Enfin et c'est essentiel, la Caisse insiste sur la nécessité de financer l'autonomie par la solidarité nationale, parce qu'elle s'inscrit dans la Sécurité sociale. « Nous prenons le risque, de réaffirmer que c'est la solidarité nationale qui doit financer la politique de l'autonomie ». Et parce que chacun doit apporter sa contribution aux dépenses de la vie quotidienne, elle propose la création d'un compartiment de CSG affecté à la branche autonomie, « CSGA ». Cet effort correspondrait à 0,28 point de CSG, un revenu additionnel qui équivaut à une recette de 4 milliards d'euros supplémentaires en 2024, et 5 milliards en 2030.
Au-delà il faut instaurer une gestion prudentielle des réserves car les aléas économiques rendent préoccupante la « fonte » des réserves dans l'ancienne CNSA. Le principe strict de l'affectation des ressources à l'autonomie doit être maintenu « jusque et y compris » dans la gestion de ces réserves, qui ne doivent pas être réorientées vers d'autres réponses. Cela permet d'obtenir un rendement de ces ressources.

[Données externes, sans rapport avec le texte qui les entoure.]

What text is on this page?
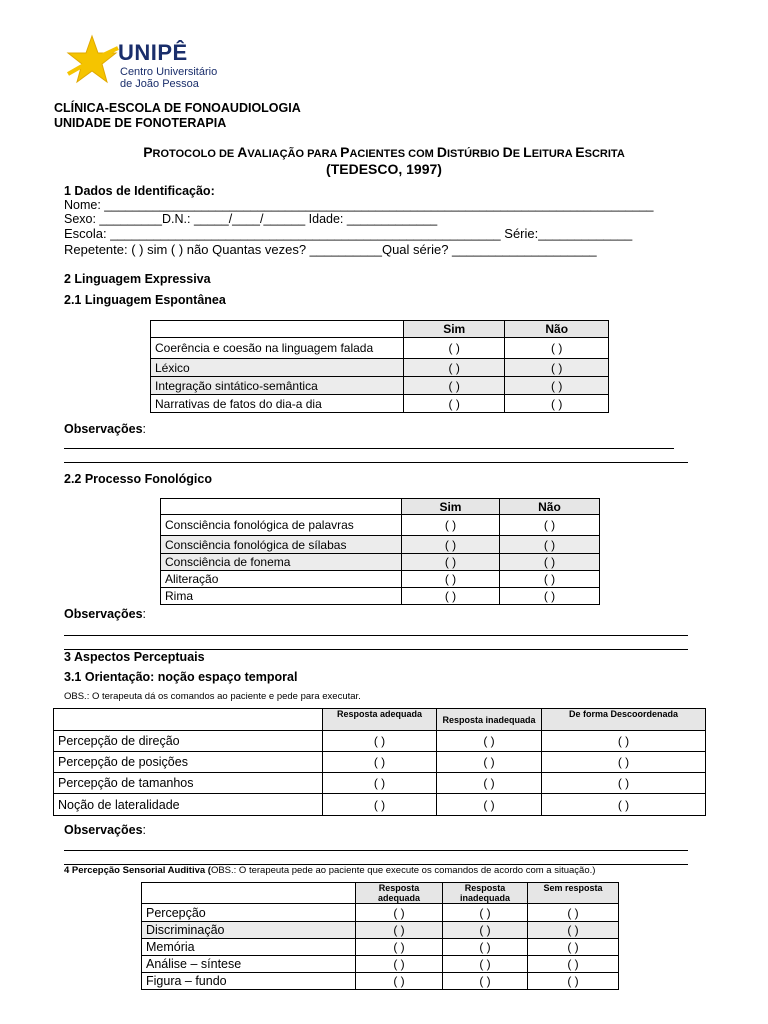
UNIPÊ
Centro Universitário
de João Pessoa
CLÍNICA-ESCOLA DE FONOAUDIOLOGIA
UNIDADE DE FONOTERAPIA
PROTOCOLO DE AVALIAÇÃO PARA PACIENTES COM DISTÚRBIO DE LEITURA ESCRITA
(TEDESCO, 1997)
1 Dados de Identificação:
Nome: _______________________________________________________________________________
Sexo: _________D.N.: _____/____/______ Idade: _____________
Escola: ______________________________________________________ Série:_____________
Repetente: ( ) sim ( ) não Quantas vezes? __________Qual série? ____________________
2 Linguagem Expressiva
2.1 Linguagem Espontânea
	Sim	Não
Coerência e coesão na linguagem falada	( )	( )
Léxico	( )	( )
Integração sintático-semântica	( )	( )
Narrativas de fatos do dia-a dia	( )	( )
Observações:
2.2 Processo Fonológico
	Sim	Não
Consciência fonológica de palavras	( )	( )
Consciência fonológica de sílabas	( )	( )
Consciência de fonema	( )	( )
Aliteração	( )	( )
Rima	( )	( )
Observações:
3 Aspectos Perceptuais
3.1 Orientação: noção espaço temporal
OBS.: O terapeuta dá os comandos ao paciente e pede para executar.
	Resposta adequada	Resposta inadequada	De forma Descoordenada
Percepção de direção	( )	( )	( )
Percepção de posições	( )	( )	( )
Percepção de tamanhos	( )	( )	( )
Noção de lateralidade	( )	( )	( )
Observações:
4 Percepção Sensorial Auditiva (OBS.: O terapeuta pede ao paciente que execute os comandos de acordo com a situação.)
	Resposta adequada	Resposta inadequada	Sem resposta
Percepção	( )	( )	( )
Discriminação	( )	( )	( )
Memória	( )	( )	( )
Análise – síntese	( )	( )	( )
Figura – fundo	( )	( )	( )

Le pilotage territorial doit enfin être partagé et intégrer la branche mais aussi le conseil départemental et les représentants des politiques publiques (Préfet, DG ARS...).
Création d'une contribution individuelle à la vie quotidienne
Fini le reste à charge en Ehpad ! La CNSA veut aussi créer une contribution individuelle à la vie quotidienne, c'est-à-dire que la participation des personnes sera limitée à la part d'hébergement, moins le forfait dépendance. Elle se limitera donc au gite et au couvert, sera proportionnelle aux revenus et exclura les personnes vivant avec les minima sociaux. « Notre conception du reste à charge est à la fois une anomalie du système et une grande injustice pour les citoyens issus des classes moyennes à revenus modestes ». Il est grand temps d'y remédier.